Das Land muss sich nicht zusätzlich verschulden oder den Rotstift zücken. Glück im Unglück also. Dafür erholt sich die Wirtschaft jedoch im kommenden Jahr langsamer als erhofft. Deshalb gibt es dann noch weniger Steuereinnahmen als ohnehin schon erwartet. Im Mai 2020 waren für das Jahr 2021 schon Mindereinnahmen von 510 Millionen Euro prognostiziert. Dies konnte beim Entwurf des Haushalts 2021 berücksichtigt werden. Nun kommen aber noch einmal rund 490 Millionen Euro Mindereinnahmen hinzu. Hier müssen Regierung und Parlament zusehen, wie sie einen ausgeglichenen Etat basteln.

Der bereits vorliegende Haushaltsentwurf 2021 sah Ausgaben in Höhe von 15 Milliarden Euro vor, denen Einahmen von lediglich neun Milliarden Euro gegenüberstanden. Die Lücke wurde mit Ach und Krach durch Rücklagen und Kredite geschlossen. Nun tut sich eine weitere Lücke von 490 Millionen Euro auf - schon einkalkuliert, dass der Schuldenberg Brandenburgs bis Ende 2021 auf einen Rekordwert von 22,7 Millionen Euro steigt. Bislang schienen massive Sparmaßnahmen erst ab 2022 zu drohen. Möglicherweise sind sie nun früher notwendig.

»Ab 2021 muss Brandenburg mit zusätzlichen Einnahmeausfällen gegenüber den bisherigen Annahmen in durchaus nicht unbeträchtlicher Höhe rechnen«, sagte Finanzministerin Lange. »Hier besteht Handlungsbedarf.« Dass die Einnahmeausfälle 2020 etwas geringer ausfallen als im Mai gedacht, tröstet die Ministerin wenig. Denn die Verbesserung sei so gering, »dass sich die ungünstigen Prognosen aus dem Frühjahr meiner Einschätzung nach bestätigt haben«.

Die grundsätzlichen Rahmenbedingungen bleiben unverändert, heißt es. Die deutsche Wirtschaft befinde sich durch die Coronakrise in der schlimmsten Rezession in der Geschichte der Bundesrepublik. Der Lockdown von Mitte März bis Anfang Mai habe im zweiten Quartal 2020 zu einem Rückgang der Wirtschaftsleistung um 9,7 Prozent geführt.

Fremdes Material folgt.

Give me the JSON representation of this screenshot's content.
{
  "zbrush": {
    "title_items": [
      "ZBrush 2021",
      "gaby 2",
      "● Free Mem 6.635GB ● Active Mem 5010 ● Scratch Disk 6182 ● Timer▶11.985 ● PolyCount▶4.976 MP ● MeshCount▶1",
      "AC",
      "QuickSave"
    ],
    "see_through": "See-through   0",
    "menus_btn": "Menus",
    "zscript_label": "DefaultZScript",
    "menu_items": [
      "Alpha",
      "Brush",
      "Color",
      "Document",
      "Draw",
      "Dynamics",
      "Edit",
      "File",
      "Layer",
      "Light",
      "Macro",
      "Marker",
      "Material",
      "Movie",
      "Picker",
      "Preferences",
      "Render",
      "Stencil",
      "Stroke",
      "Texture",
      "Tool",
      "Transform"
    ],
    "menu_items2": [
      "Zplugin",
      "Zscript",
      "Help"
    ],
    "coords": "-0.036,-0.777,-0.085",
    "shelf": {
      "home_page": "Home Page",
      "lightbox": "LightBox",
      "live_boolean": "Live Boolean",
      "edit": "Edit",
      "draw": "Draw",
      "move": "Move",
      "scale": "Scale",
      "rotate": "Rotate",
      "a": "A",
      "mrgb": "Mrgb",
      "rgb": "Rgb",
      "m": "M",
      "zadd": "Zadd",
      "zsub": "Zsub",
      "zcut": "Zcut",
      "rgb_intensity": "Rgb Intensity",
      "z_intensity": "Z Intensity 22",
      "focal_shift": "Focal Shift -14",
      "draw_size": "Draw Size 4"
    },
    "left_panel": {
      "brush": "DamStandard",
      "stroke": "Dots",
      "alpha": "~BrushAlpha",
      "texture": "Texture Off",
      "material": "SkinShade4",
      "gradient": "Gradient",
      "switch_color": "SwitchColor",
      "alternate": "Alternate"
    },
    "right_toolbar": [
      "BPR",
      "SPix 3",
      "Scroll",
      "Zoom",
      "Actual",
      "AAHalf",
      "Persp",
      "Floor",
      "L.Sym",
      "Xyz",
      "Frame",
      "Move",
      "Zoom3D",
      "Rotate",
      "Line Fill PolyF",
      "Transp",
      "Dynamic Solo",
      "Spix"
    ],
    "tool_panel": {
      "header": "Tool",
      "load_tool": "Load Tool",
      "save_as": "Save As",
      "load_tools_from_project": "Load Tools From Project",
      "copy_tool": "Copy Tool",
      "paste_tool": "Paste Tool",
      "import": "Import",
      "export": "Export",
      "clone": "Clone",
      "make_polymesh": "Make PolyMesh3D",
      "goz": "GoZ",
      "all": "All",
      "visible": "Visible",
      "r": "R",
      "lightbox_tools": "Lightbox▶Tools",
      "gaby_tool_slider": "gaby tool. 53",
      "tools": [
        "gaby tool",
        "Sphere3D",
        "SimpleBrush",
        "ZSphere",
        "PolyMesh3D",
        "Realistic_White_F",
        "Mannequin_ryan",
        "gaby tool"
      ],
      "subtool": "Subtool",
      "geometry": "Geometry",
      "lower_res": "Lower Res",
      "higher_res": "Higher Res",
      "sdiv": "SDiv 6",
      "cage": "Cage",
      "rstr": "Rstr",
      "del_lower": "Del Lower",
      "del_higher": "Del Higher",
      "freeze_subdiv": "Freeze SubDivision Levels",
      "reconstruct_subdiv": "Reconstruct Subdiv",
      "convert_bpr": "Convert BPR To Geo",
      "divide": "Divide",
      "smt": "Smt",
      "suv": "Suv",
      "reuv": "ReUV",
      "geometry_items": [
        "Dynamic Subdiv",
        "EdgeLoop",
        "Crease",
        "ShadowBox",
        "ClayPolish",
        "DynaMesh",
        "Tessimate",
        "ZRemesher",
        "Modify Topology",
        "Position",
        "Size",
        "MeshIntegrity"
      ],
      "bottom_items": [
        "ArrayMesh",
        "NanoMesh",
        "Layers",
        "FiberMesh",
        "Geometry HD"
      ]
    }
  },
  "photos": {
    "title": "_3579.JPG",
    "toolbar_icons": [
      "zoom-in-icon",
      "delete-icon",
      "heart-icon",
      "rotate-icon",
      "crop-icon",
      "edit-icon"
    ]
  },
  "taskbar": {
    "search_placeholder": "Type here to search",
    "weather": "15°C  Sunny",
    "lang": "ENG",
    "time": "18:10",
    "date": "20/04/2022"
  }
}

»Ich bin dafür, auch Schulden aufzunehmen, aber nur, wenn dabei klar ist, dass wir in drei oder vier Jahren in einer besseren Situation sind«, kommentierte Linksfraktionschef Sebastian Walter. Er möchte sich in den Haushaltsdebatten des Landtags nicht mehr sagen lassen, für linke Projekte wie die umgehende Abschaffung aller Elternbeiträge für die Kitas sei kein Geld da, wenn für den Großflughafen BER in Schönefeld unverdrossen Hunderte Millionen Euro ausgegeben werden, obwohl die Passagierzahlen auf Jahre hinaus nicht so hoch sein werden wie ursprünglich geglaubt.

Indessen muss auch das Land Berlin auf die neuen Ergebnisse der Steuerschätzung reagieren. Der Senat beschloss am Dienstag eine sogenannte Nachschiebeliste mit Ergänzungen zu den Entwürfen für die Nachtragshaushalte 2020 und 2021. Auch für Berlin gilt, dass es im laufenden Jahr nicht ganz so schlimm kommt wie im Mai erwartet.